Kaum eine Lobby ist im Bundeshaus dermassen stark wie jene der Bauern. Das demonstrierten die Landwirte diese Woche in der Sondersession. Ihnen gelang im Nationalrat ein Husarenstück: Künftig sollen keine «minderwertigen» EU-Produkte mehr auf den Schweizer Markt gelangen.

Konkret sollen Lebensmittel vom sogenannten Cassis-de-Dijon-Prinzip ausgenommen werden. Seit fünf Jahren gelangen dank diesem Produkte in den eidgenössischen Handel, die bloss EU-Vorschriften entsprachen.

Bauern schalten Konkurrenz aus

Die Bauern fürchteten die billige Konkurrenz – und haben sie nun in der grossen Kammer nach allen Regeln der Lobbying-Kunst ausgeschaltet. An vorderster Front dafür weibelte CVP-Nationalrat Markus Ritter, Präsident des schweizerischen Bauernverbands (SBV).

BLICK besuchte den St. Galler auf seinem Hof in Altstätten – und machte den Test aufs Exempel, ob er die angeblich minderwertigen Produkte von Schweizer Qualitätsware unterscheiden kann. Resultat: Ungenügend!

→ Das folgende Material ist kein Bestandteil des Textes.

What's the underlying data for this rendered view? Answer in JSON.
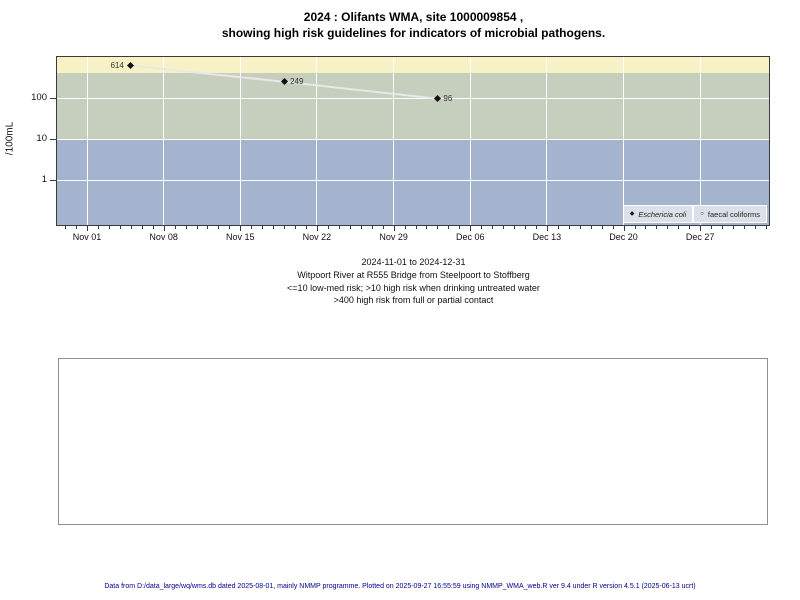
{
  "figure": {
    "title_line1": "2024 : Olifants WMA, site 1000009854 ,",
    "title_line2": "showing high risk guidelines for indicators of microbial pathogens."
  },
  "y_axis": {
    "label": "/100mL",
    "ticks": [
      {
        "value": 100,
        "label": "100"
      },
      {
        "value": 10,
        "label": "10"
      },
      {
        "value": 1,
        "label": "1"
      }
    ]
  },
  "x_axis": {
    "major_ticks": [
      {
        "date": "2024-11-01",
        "label": "Nov 01"
      },
      {
        "date": "2024-11-08",
        "label": "Nov 08"
      },
      {
        "date": "2024-11-15",
        "label": "Nov 15"
      },
      {
        "date": "2024-11-22",
        "label": "Nov 22"
      },
      {
        "date": "2024-11-29",
        "label": "Nov 29"
      },
      {
        "date": "2024-12-06",
        "label": "Dec 06"
      },
      {
        "date": "2024-12-13",
        "label": "Dec 13"
      },
      {
        "date": "2024-12-20",
        "label": "Dec 20"
      },
      {
        "date": "2024-12-27",
        "label": "Dec 27"
      }
    ],
    "minor_ticks": {
      "start": "2024-10-30",
      "end": "2025-01-02",
      "interval_days": 1
    }
  },
  "chart_data": {
    "type": "scatter",
    "x_start": "2024-11-01",
    "xlim": [
      "2024-11-01",
      "2024-12-31"
    ],
    "y_scale": "log10",
    "ylim": [
      0.075,
      1000
    ],
    "series": [
      {
        "name": "Eschericia coli",
        "marker": "filled-diamond",
        "points": [
          {
            "date": "2024-11-05",
            "value": 614,
            "label": "614",
            "label_side": "left"
          },
          {
            "date": "2024-11-19",
            "value": 249,
            "label": "249",
            "label_side": "right"
          },
          {
            "date": "2024-12-03",
            "value": 96,
            "label": "96",
            "label_side": "right"
          }
        ]
      },
      {
        "name": "faecal coliforms",
        "marker": "open-circle",
        "points": []
      }
    ],
    "risk_bands": [
      {
        "min": 400,
        "max": 1000,
        "color": "#F6F2C5",
        "meaning": ">400 high risk from full or partial contact"
      },
      {
        "min": 10,
        "max": 400,
        "color": "#C6CEBD",
        "meaning": ">10 high risk when drinking untreated water"
      },
      {
        "min": 0.075,
        "max": 10,
        "color": "#A4B4CF",
        "meaning": "<=10 low-med risk"
      }
    ],
    "grid": {
      "h_values": [
        100,
        10,
        1
      ],
      "v_dates": [
        "2024-11-01",
        "2024-11-08",
        "2024-11-15",
        "2024-11-22",
        "2024-11-29",
        "2024-12-06",
        "2024-12-13",
        "2024-12-20",
        "2024-12-27"
      ]
    },
    "line_color": "#E8E8E8",
    "marker_color": "#111111"
  },
  "legend": {
    "entries": [
      {
        "label": "Eschericia coli",
        "marker": "filled-diamond",
        "italic": true
      },
      {
        "label": "faecal coliforms",
        "marker": "open-circle",
        "italic": false
      }
    ]
  },
  "caption": {
    "lines": [
      "2024-11-01 to 2024-12-31",
      "Witpoort River at R555 Bridge from Steelpoort to Stoffberg",
      "<=10 low-med risk; >10 high risk when drinking untreated water",
      ">400 high risk from full or partial contact"
    ]
  },
  "footer": {
    "text": "Data from D:/data_large/wq/wms.db dated 2025-08-01, mainly NMMP programme. Plotted on 2025-09-27 16:55:59 using NMMP_WMA_web.R ver 9.4 under R version 4.5.1 (2025-06-13 ucrt)"
  },
  "colors": {
    "legend_bg": "#DCE0E9",
    "grid": "#FFFFFF",
    "plot_border": "#3A3A3A",
    "footer_text": "#00008B"
  }
}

Ritter: Gut beim Käse, schwach beim Schinken

Der Bauern-Boss verköstigte – mit verbundenen Augen – Reibkäse, Schinken und Sirup. Den «schlechten» Parmesan erkannte er zielsicher. Dieser fällt unters Cassis-de-Dijon-Prinzip, weil er zu viel Stärke aufweist. Beim Schweizer Käse sei sofort «der Milchgeschmack und das Vertraute» hervorgekommen, erklärt Ritter.

Weniger gut schlug er sich im Schinken-Test. Das österreichische Produkt schnitt in wissenschaftlichen Tests schlecht ab, weil es einen hohen Wassergehalt aufweist. Dennoch mundete dem 48-jährigen dieses Stück Fleisch besser als die Schweizer Ware von Coop und Migros!

Seine Erklärung: Alle Produkte seien gut gewesen. «Das Wasser ist schwierig festzustellen, ich habe eher auf den Geschmack geachtet», so Ritter. Er habe gedacht, dass es schwer sein würde.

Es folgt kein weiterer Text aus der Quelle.